Nous sommes dans le Nigeria des années 1980, ses tensions et ses changements politiques, avec l'insécurité qui règne dans ce pays. Dans ce contexte, l'histoire d'amour entre Yejide et Akin leur rencontre l'université, leur mariage, les premiers temps de leur union paraissent être une sorte de havre de paix. Pas si sûr cependant. Ces deux jeunes gens ont reçu une éducation moderne européenne, sont catholiques, ont chacun une activité professionnelle, mais ils sont d'origine africaine et ne peuvent ignorer le poids des traditions, des coutumes, des croyances fétichistes de ce pays. Il y a dans ce couple une opposition constante entre ces deux cultures. Pour Yejide, il y a certes l'envie de ces enfants qui viendront couronner leur amour mais surtout l'obligation qu'elle a de donner des héritiers à son mari et à sa famille puisque la tradition veut que celui qui en a possède le monde. Elle doit donc être enceinte et pour cela ne recule devant aucune consultation de médecins spécialistes, aucun traitement, jusqu'à la sorcellerie et ses étranges potions. Pourtant quatre ans après son mariage, malgré une longue et douloureuse attente de maternité, elle n'est toujours pas gravide et la solution que trouve Akin, sans toutefois en parler à son épouse, est des plus étonnantes, alors même qu'au départ on a l'impression que tout se passe en dehors de lui. Cela résonne autant comme une preuve d'amour pour son épouse que comme une soumission aux traditions familiales africaines.
Il y a plusieurs manières de lire ce roman.
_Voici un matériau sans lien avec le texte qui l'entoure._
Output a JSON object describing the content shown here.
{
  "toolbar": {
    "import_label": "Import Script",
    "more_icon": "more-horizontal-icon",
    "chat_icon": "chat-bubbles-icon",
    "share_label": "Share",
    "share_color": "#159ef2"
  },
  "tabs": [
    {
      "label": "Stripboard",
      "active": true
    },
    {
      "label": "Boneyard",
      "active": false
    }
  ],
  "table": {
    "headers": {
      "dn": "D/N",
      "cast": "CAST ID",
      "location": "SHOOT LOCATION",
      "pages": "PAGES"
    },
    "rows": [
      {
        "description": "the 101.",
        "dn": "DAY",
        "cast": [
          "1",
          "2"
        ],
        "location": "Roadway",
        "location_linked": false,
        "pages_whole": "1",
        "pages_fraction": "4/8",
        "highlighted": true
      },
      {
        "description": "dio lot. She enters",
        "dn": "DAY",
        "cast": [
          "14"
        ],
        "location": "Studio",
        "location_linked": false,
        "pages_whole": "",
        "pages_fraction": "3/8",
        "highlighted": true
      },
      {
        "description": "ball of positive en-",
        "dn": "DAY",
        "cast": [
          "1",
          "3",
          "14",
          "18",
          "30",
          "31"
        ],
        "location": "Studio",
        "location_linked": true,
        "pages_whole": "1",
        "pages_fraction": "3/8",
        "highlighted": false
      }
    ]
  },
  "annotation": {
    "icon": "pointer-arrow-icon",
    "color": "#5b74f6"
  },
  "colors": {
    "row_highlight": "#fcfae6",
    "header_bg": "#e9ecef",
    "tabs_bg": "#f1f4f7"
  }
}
Il est fait de beaucoup d'analepses et d'un discours croisé entre Yejide et d'Akin liés au départ par un authentique amour. Lui, c'est un jeune homme bien sous tout rapport qui ferait tout pour son épouse et sa famille, mais la démarche qu'elle accepte spontanément de la part de son beau-frère, Akin, un joueur alcoolique sans envergure qui trompe sa femme et se soucie peu de sa famille, c'est à dire l'exact contraire de son propre frère, est révélatrice. C'est pourtant avec lui qu'elle choisit de tromper son mari et de trouver du plaisir dans cette relation adultère renouvelée. Elle en conçoit certes de la culpabilité judéo-chrétienne, surtout lorsqu'elle tombe enceinte de cet amant, et ces deux premiers enfants, atteints d'une maladie génétique qui entraînera leur mort est ressenti comme une punition divine notamment à travers l'histoire locale de "l'arbre iroko". Face a une telle situation, elle en appelle à Dieu, pas celui de le jungle mais celui de son baptême mais le destin est implacable pour elle qui déroule sa malédiction comme une sanction. Face à cela, le problème de la rédemption est posé ainsi que celui du pardon.
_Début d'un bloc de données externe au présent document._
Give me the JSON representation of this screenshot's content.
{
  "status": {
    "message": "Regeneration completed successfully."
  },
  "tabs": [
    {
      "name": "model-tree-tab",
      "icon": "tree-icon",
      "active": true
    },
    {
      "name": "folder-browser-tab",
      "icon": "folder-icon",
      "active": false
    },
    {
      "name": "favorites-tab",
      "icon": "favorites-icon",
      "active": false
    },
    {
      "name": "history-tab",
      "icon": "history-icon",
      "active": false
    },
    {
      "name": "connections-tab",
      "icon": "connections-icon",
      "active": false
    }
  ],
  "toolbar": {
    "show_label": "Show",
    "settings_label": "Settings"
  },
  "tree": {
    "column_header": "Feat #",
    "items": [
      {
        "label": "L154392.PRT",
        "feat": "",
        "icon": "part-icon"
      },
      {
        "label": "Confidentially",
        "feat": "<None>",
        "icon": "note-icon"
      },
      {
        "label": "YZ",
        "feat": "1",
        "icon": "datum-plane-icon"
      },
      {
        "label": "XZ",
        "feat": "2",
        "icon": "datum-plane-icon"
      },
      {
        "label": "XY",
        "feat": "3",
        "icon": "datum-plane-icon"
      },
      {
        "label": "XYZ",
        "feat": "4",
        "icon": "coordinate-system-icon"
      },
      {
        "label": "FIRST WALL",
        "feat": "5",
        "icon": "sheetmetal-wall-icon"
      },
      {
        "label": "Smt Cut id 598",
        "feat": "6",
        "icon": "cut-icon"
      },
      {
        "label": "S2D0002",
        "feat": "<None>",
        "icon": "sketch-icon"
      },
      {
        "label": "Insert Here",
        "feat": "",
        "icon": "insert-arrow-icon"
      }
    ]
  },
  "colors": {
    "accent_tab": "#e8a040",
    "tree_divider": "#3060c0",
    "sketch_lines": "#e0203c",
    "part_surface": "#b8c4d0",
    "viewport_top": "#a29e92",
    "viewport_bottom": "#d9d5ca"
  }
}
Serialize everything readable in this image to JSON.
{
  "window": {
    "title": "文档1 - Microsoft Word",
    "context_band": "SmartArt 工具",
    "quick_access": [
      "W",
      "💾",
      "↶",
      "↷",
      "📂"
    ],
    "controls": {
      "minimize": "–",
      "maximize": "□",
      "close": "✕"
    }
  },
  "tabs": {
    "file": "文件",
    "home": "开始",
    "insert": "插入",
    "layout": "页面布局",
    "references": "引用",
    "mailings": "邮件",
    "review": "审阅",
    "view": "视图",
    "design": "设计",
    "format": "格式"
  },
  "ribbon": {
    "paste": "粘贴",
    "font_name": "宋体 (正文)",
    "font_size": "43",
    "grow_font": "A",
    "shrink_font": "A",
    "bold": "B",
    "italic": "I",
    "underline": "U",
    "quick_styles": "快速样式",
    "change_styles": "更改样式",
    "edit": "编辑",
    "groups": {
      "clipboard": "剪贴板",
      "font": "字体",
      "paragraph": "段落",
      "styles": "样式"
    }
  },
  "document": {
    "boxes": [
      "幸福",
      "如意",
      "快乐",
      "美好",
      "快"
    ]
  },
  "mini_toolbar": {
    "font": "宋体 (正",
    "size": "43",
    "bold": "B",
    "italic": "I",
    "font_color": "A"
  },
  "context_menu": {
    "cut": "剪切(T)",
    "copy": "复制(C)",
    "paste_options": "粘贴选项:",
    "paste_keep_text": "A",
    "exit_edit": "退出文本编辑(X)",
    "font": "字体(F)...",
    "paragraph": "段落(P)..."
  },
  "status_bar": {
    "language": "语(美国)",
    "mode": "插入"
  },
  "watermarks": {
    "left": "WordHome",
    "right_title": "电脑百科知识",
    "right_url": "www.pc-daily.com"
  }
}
Au fur et à mesure de cette liaison un peu surréaliste, les relations entre les protagonistes évoluent faites de violence, de non-dits, d'hypocrisie, de mensonges, de remords, de honte, de mépris. Cela nous rappelle que nous ne sommes que les modestes usufruitiers de notre propre vie, que les choses humaines sont fragiles, que l'amour est une chose consomptible et ne dure pas toujours. Ce roman, qu'on peut parfaitement lire comme un témoignage davantage que comme une fiction, est réaliste en ce qu'il évoque l'obligation horrible faite aux parents d'aller aux obsèques de leurs enfants mais aussi en ce qu'il brise aussi la trop facile image d’Épinal de l'homme qui abandonne sa famille et son épouse et en tout ce qu'on ressent comme injustice et solitude au moment de cette séparation. Dans le cas de Yejide on peut aisément opposer sa recherche égoïste du plaisir à la bienveillance de son mari. Il l'est cependant un peu moins à la fin qui ressemble à un "happy end" un peu trop convenu. Ce roman a aussi une dimension documentaire puisque non seulement il explore les langues et mythologies vernaculaires, mais également les coutumes et autres rituels ainsi qu'en attestent les nombreuses notes de bas de page.
Je ne suis vraiment entré dans ce roman que très tardivement, vers la moitié, mais à partir de ce moment, il a constitué pour moi un texte captivant et bien écrit.